L´Homme se définit par sa raison, son langage (qui permet à la raison de s´exprimer), sa civilisation.
Et j´imaginais toutes les potentialités de cette définition...
Car avec mon approche du libre arbitre, l´avantage, c´est qu´il postule l´égalité : tout le monde est également doté du libre arbitre, donc les hommes sont égaux si c´est le critère de l´Homme.
Par contre, tout le monde n´est pas doté de la même raison, de la même capacité de langage, et ne connait pas le même développement dans sa civilisation : ton critère de distinction pourrait postuler l´inégalité (il y en a qui sont plus Hommes que d´autres, en fonction de leur degré de maîtrise).
Ce qui serait logique par rapport à la conception aristocratique grecque, d´ailleurs...^^
Il faut remettre chacun à sa place, disait le droit romain...
Il ne faut pas confondre aptitude au langage (universelle) et usage du langage, ainsi qu´apprentissage. Il n´y a pas moins homme qu´homme. Il y a homme dès qu´il y a langage articulé formant pensée.
Le propre de l´homme ? Dans mon dictionnaire, ils disent que le rire par exemple est le propre de l´homme.

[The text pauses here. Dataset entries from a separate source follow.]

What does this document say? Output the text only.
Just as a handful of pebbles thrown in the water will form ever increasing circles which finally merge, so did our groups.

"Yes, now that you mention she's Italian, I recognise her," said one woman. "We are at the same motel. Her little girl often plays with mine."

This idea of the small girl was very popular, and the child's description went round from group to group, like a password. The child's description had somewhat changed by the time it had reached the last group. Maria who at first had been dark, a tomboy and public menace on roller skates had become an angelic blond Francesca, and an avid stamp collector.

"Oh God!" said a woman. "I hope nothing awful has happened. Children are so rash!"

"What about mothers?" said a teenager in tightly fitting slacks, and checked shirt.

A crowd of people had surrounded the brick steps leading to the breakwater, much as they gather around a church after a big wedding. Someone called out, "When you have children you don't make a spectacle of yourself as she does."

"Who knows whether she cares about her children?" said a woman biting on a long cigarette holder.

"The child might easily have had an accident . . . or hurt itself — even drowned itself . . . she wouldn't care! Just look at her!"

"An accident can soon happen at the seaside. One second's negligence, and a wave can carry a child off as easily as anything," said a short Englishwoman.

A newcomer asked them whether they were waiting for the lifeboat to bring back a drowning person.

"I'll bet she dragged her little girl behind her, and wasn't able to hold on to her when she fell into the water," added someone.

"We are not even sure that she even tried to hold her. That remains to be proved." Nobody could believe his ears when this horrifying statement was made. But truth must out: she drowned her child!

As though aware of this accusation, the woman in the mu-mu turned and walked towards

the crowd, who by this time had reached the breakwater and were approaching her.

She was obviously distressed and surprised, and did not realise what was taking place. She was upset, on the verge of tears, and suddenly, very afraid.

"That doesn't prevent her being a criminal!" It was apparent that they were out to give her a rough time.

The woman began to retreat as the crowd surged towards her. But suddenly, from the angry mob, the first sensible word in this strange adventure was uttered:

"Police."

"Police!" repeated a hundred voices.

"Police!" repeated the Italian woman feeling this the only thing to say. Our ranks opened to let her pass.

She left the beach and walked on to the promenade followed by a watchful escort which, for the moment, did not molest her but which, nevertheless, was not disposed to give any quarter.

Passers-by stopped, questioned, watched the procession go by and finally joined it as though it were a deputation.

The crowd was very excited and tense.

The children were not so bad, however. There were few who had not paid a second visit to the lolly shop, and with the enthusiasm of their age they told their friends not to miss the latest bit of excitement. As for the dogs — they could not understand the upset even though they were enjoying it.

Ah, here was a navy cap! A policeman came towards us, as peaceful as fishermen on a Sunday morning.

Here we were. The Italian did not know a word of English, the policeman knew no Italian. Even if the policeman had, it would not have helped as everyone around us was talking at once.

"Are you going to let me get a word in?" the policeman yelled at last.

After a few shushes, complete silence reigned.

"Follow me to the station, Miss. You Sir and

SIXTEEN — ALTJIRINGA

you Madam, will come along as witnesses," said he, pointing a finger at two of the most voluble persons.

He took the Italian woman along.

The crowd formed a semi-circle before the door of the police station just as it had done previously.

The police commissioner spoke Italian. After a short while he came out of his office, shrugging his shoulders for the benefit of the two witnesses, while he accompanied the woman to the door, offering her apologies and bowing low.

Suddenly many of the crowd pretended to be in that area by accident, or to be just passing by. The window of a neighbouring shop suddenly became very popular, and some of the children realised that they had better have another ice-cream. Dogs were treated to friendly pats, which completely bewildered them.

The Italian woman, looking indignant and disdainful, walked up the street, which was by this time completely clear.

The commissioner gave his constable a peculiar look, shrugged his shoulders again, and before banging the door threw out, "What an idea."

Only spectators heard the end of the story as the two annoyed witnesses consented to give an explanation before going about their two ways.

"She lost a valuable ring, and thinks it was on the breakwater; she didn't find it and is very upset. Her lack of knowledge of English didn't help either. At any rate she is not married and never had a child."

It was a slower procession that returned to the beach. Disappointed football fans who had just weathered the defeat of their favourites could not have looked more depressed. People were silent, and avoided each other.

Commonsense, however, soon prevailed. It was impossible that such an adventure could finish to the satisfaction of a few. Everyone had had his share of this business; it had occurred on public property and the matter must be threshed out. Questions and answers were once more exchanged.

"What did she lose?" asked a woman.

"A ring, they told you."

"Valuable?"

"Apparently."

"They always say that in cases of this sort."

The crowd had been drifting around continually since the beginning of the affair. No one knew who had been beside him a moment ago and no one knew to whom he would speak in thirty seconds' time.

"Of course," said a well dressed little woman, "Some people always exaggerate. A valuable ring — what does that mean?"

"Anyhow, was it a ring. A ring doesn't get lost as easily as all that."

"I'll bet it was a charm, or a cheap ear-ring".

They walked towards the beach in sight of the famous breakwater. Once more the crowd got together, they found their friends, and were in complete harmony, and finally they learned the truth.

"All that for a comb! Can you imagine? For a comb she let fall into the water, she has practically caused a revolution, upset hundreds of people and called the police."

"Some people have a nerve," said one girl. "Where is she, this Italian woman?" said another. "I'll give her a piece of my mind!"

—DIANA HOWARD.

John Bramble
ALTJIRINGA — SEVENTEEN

Le chien domestiqué associe son maître à plusieurs choses : nourriture,plaisir,jeu,...Il est donc normal qu´en cas de danger, il cherche à le défendre.
L´animal est un être vivant qui agit pour la plupart par instint bien que certaines espèces puissent communiquer (serait-ce parce que la communication aide à la survie et constitue donc une évolution instinctive d´une espèce ? ). L´homme quant à lui est un être vivant, un animal, doué de conscience qui, en quelque sorte, existe sur un autre plan d´existence, celui de la conscience donc. Il évolue donc sur deux plans, l´un pareil à celui de l´animal, l´autre supérieur ou juste différent, c´est selon. Cette conscience lui permet de rire, de pleurer, d´aller à l´encontre de sa nature humaine, d´éprouver la beauté (débattez tant que vous voulez mais aucun animal n´est sensible à l´art, aux romans, aux films,...).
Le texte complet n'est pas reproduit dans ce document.